Sexual attraction covers a spectrum of behavior and response. It's not a genetic switch that is either one way or the other. The American "Coming Out" behavior is bizarre. Why must one declare one's sexuality? Many other cultures don't, and treat the spectrum of fairly average heterosexual and homosexual sexual behavior as all "normal".

From that perspective, I think both sides are in error. The LGBTQ community derides religious leaders who oppose their dogma, like much of the American the religious community embraces a dogma that the LGBTQ organizers are proselytizing to heterosexuals to strengthen their numbers.

The truth -- like it almost always seems to be -- lies somewhere in the middle. As does the just action.

As you may or may not know, my stepbrother killed himself a few weeks ago. He left no note, but from my casual interviews with family members and his ex-wife, it seems clear there were a number of issues leading to his decision. As much as people like to say suicide is a "call for help", I think suicide is much more commonly used to seek relief from pain. Nothingness is preferable to existence when every day you feel as if your heart is getting ripped from your chest by those around you and your own miserable existence.

Alleviating this feeling in our teens isn't necessarily going to be accomplished by further legitimizing homosexuality, though that may be a worthwhile human rights goal in itself. It isn't going to be found by punishing bullies more severely, or through more public education programs surrounding knowledge of why bullying is bad.

I think suicide is a public health issue. And the solution is screening, identification, and treatment of personality disorders, with a renewed effort to radically improve our mental health diagnostic abilities.

For too long, our country has ignored or simply medicated-away mental health problems. Yet kids raised in abusive households, the children of abusive parents, have a tendency to abuse others to get their way. These are the typical bullies that populate our schools, emulating the behavior of their parents.

We screen kids in public school for lice and scoliosis among other things.
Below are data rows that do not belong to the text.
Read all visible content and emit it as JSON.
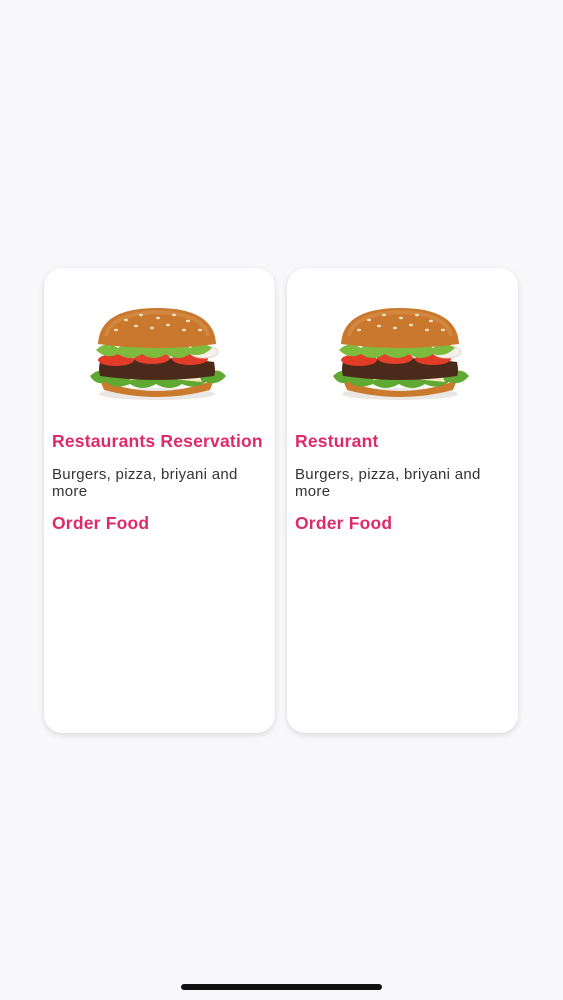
{
  "cards": [
    {
      "title": "Restaurants Reservation",
      "description": "Burgers, pizza, briyani and more",
      "action_label": "Order Food",
      "image_icon": "burger-image"
    },
    {
      "title": "Resturant",
      "description": "Burgers, pizza, briyani and more",
      "action_label": "Order Food",
      "image_icon": "burger-image"
    }
  ],
  "colors": {
    "accent": "#df2a68",
    "background": "#f8f7fa",
    "card_background": "#ffffff",
    "text": "#333333"
  }
}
Why not screen kids for bullying tendencies, depression, hypersexuality, and other disorders? Many of these would be apparent in a brief interview, and some of the behaviors (such as bullying) would become clear after an incident is reported.

It wouldn't even require all that massive of a startup cost, and would be a much better use of our tax dollars than more medical health programs oriented at making our eighty-year-olds live to eighty-two, in my opinion. I'm in favor of implementing this on a small scale first, to evaluate suicide and crime rates, but I'm certain it would make quite a dent in both.